According to the guide you linked, you set up your OpenWrt router with masquerade. In other words, for every connection the RaspPi initiates, the OpenWrt will pretend that itself is making the requests instead of the RaspPi. By design, this doesn't work the other way round: When you access the OpenWrt from your main PC, it's really the OpenWrt; and the IP address of the RaspPi is not accessible.
In general, what you are trying to do (bridging a LAN to a WLAN station in client mode) is difficult to do for technical reasons (the WLAN protocol only uses 3 MAC addresses instead of the 4 MAC addresses needed to make this work properly).

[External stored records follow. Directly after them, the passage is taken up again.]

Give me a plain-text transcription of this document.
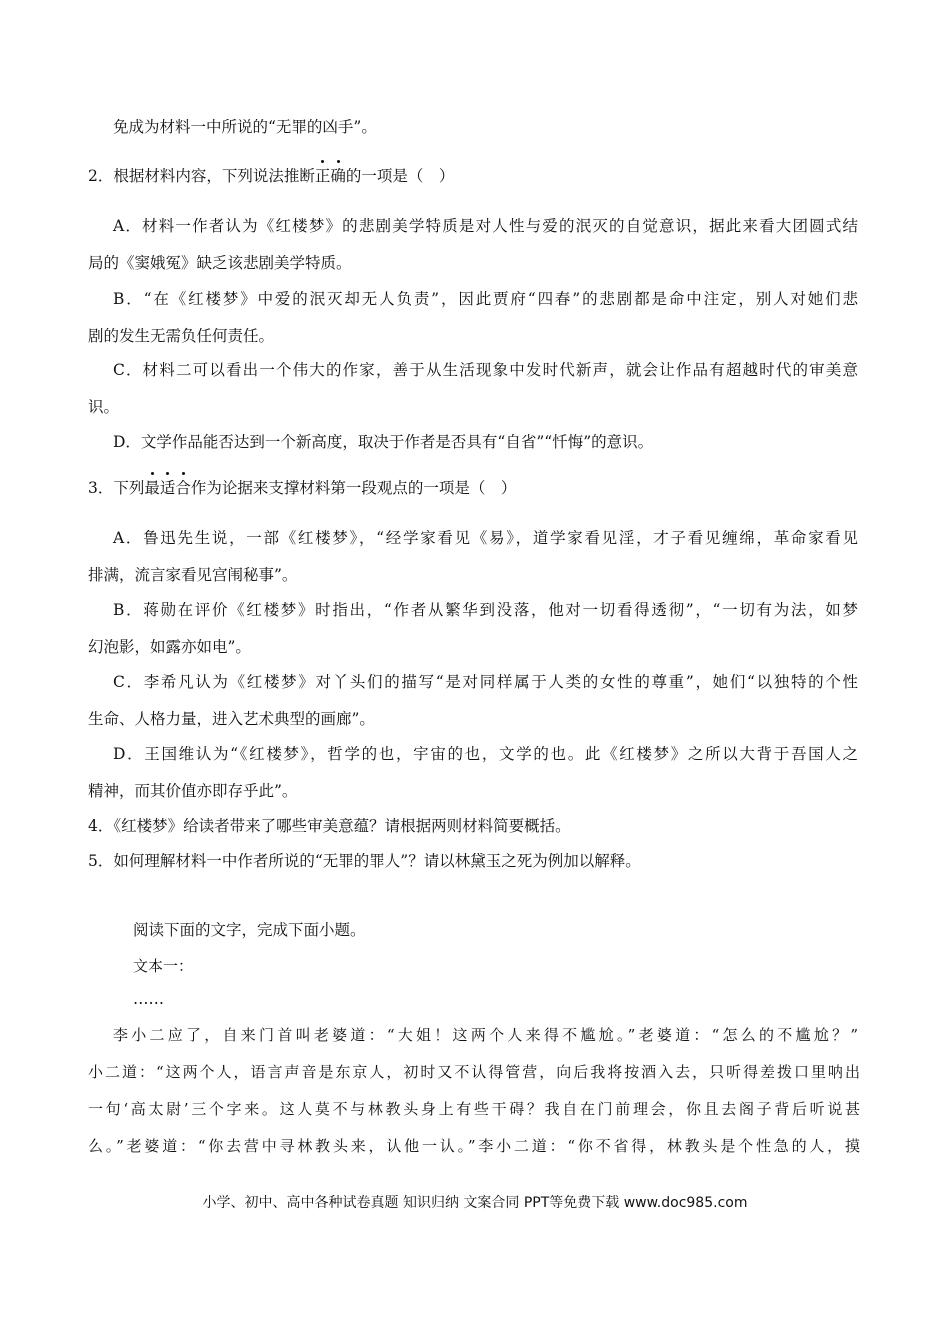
免成为材料一中所说的“无罪的凶手”。
2．根据材料内容，下列说法推断正确的一项是（　）
A．材料一作者认为《红楼梦》的悲剧美学特质是对人性与爱的泯灭的自觉意识，据此来看大团圆式结
局的《窦娥冤》缺乏该悲剧美学特质。
B．“在《红楼梦》中爱的泯灭却无人负责”，因此贾府“四春”的悲剧都是命中注定，别人对她们悲
剧的发生无需负任何责任。
C．材料二可以看出一个伟大的作家，善于从生活现象中发时代新声，就会让作品有超越时代的审美意
识。
D．文学作品能否达到一个新高度，取决于作者是否具有“自省”“忏悔”的意识。
3．下列最适合作为论据来支撑材料第一段观点的一项是（　）
A．鲁迅先生说，一部《红楼梦》，“经学家看见《易》，道学家看见淫，才子看见缠绵，革命家看见
排满，流言家看见宫闱秘事”。
B．蒋勋在评价《红楼梦》时指出，“作者从繁华到没落，他对一切看得透彻”，“一切有为法，如梦
幻泡影，如露亦如电”。
C．李希凡认为《红楼梦》对丫头们的描写“是对同样属于人类的女性的尊重”，她们“以独特的个性
生命、人格力量，进入艺术典型的画廊”。
D．王国维认为“《红楼梦》，哲学的也，宇宙的也，文学的也。此《红楼梦》之所以大背于吾国人之
精神，而其价值亦即存乎此”。
4．《红楼梦》给读者带来了哪些审美意蕴？请根据两则材料简要概括。
5．如何理解材料一中作者所说的“无罪的罪人”？请以林黛玉之死为例加以解释。
阅读下面的文字，完成下面小题。
文本一：
……
李小二应了，自来门首叫老婆道：“大姐！这两个人来得不尴尬。”老婆道：“怎么的不尴尬？”
小二道：“这两个人，语言声音是东京人，初时又不认得管营，向后我将按酒入去，只听得差拨口里呐出
一句‘高太尉’三个字来。这人莫不与林教头身上有些干碍？我自在门前理会，你且去阁子背后听说甚
么。”老婆道：“你去营中寻林教头来，认他一认。”李小二道：“你不省得，林教头是个性急的人，摸
小学、初中、高中各种试卷真题 知识归纳 文案合同 PPT等免费下载 www.doc985.com
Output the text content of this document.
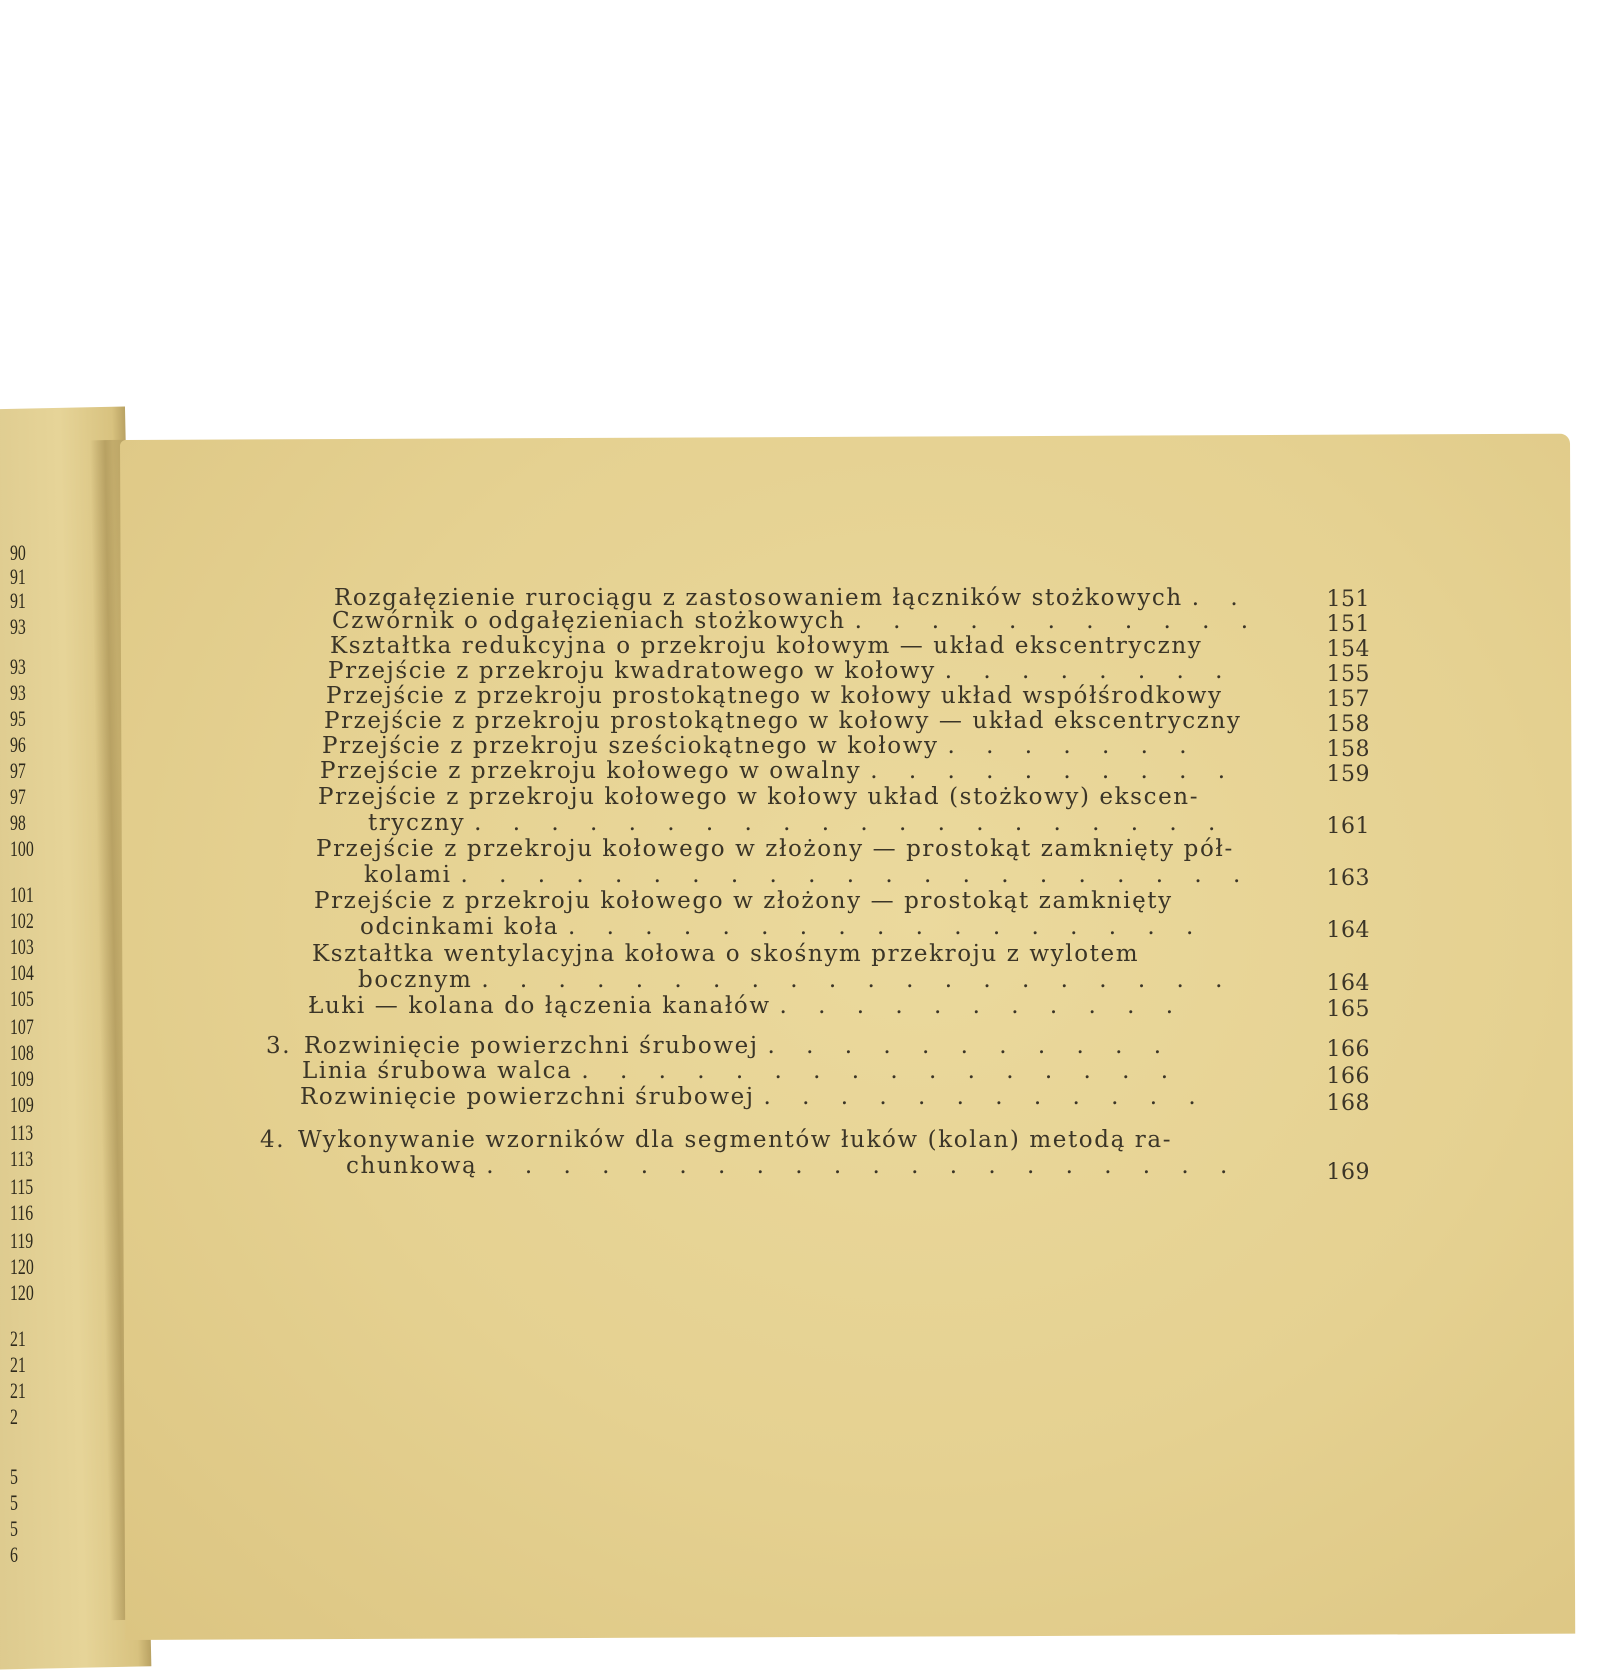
90
91
91
93
93
93
95
96
97
97
98
100
101
102
103
104
105
107
108
109
109
113
113
115
116
119
120
120
21
21
21
2
5
5
5
6
Rozgałęzienie rurociągu z zastosowaniem łączników stożkowych . .	151
Czwórnik o odgałęzieniach stożkowych . . . . . . . . . . .	151
Kształtka redukcyjna o przekroju kołowym — układ ekscentryczny	154
Przejście z przekroju kwadratowego w kołowy . . . . . . . .	155
Przejście z przekroju prostokątnego w kołowy układ współśrodkowy	157
Przejście z przekroju prostokątnego w kołowy — układ ekscentryczny	158
Przejście z przekroju sześciokątnego w kołowy . . . . . . .	158
Przejście z przekroju kołowego w owalny . . . . . . . . . .	159
Przejście z przekroju kołowego w kołowy układ (stożkowy) ekscen-
tryczny . . . . . . . . . . . . . . . . . . . .	161
Przejście z przekroju kołowego w złożony — prostokąt zamknięty pół-
kolami . . . . . . . . . . . . . . . . . . . . .	163
Przejście z przekroju kołowego w złożony — prostokąt zamknięty
odcinkami koła . . . . . . . . . . . . . . . . .	164
Kształtka wentylacyjna kołowa o skośnym przekroju z wylotem
bocznym . . . . . . . . . . . . . . . . . . . .	164
Łuki — kolana do łączenia kanałów . . . . . . . . . . .	165
3. Rozwinięcie powierzchni śrubowej . . . . . . . . . . .	166
Linia śrubowa walca . . . . . . . . . . . . . . . .	166
Rozwinięcie powierzchni śrubowej . . . . . . . . . . . .	168
4. Wykonywanie wzorników dla segmentów łuków (kolan) metodą ra-
chunkową . . . . . . . . . . . . . . . . . . . .	169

There are workarounds, but they all have their gotchas and drawbacks. Which of them to use depend on what exactly are you trying to achieve by putting a RaspPi behind a WLAN router: Is the RaspPi the only device for which you want to do that? Do you only need to access special ports on the RaspPi? Etc.
Edit
Two options for the purpose mentioned in the comments:
1) To use the old Router as a glorified Wifi-Dongle for the RaspPi, have a look at wlan_kabel. This is a program that uses packet sockets to directly bridge the WLAN network interface to the LAN network interface. As a consequence, the Router won't be reachable over WLAN anymore.
I've no idea if this program is available for OpenWrt, or if you need to cross-compile it.
2) To access the application on the RaspPi that controls the printer, find out which port it uses, then use port forwarding to make this port (or several ports) accessible under the IP of the Router.